Think about cutting down on costs for each activity by first searching for a school-sponsored activity. The cheapest way to curb unnecessary expenses for after-school activities may be for your child to join the school's soccer team, debate club or band/orchestra. Although there are costs associated with any school-related activity for uniforms or gear, it's the most economical way to get your child involved. Many schools also have booster clubs that help shave off any extraneous expenses.
For budding musicians, it may be cheaper to lease an instrument rather than to buy one. Most local music stores have leasing programs where you can lease on a monthly basis. Instead of taking your child to private music lessons, try looking for small group lessons, which also could provide high-quality enrichment at a fraction of the price. To save on uniforms and equipment for your young athlete, you could buy used gear that's still in great shape. Especially if your child is trying out a new activity, it's no use investing money in something they may give up by season's end.
Aside from school programs, your local YMCA and Boys & Girls Clubs can also be great resources for those on a budget. They offer a wide variety of programs for toddlers and teenagers. This can be a convenient option if your children are several years apart. They all can benefit from the diversity of these programs, and, better yet, you may save on time and gas driving them to opposite ends of town.
A recent study by the Afterschool Alliance shows that more than 15 million school-age children (26%) are on their own after school. Only 15% participate in afterschool programs. Some studies show that teens who do not participate in afterschool programs are three times more likely to skip classes and to use drugs.

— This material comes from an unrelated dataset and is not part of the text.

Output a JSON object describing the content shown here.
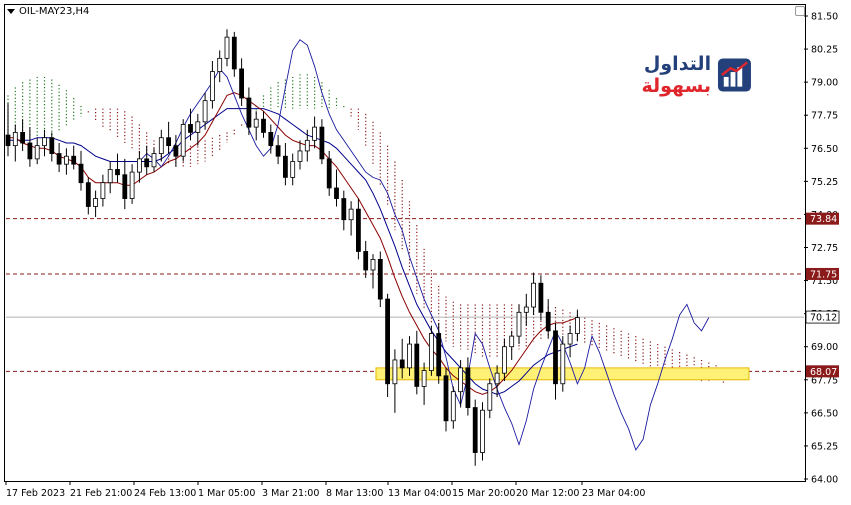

Other studies show students who do participate in afterschool activities are 30% percent less likely to participate in criminal activity. Studies on participation in high-quality afterschool programs are also linked with major improvements in standardized test scores and fewer behavioral problems.
Perhaps the most useful after-school activities that won't cost you a cent are community service projects. These projects, which can range from volunteering at the local hospital to planting a community garden, are hands-on activities that build character and instill values. Exposing your kids to these real-world opportunities help them establish a resume for college applications and can pay off invaluable dividends in the long-run toward a balanced life.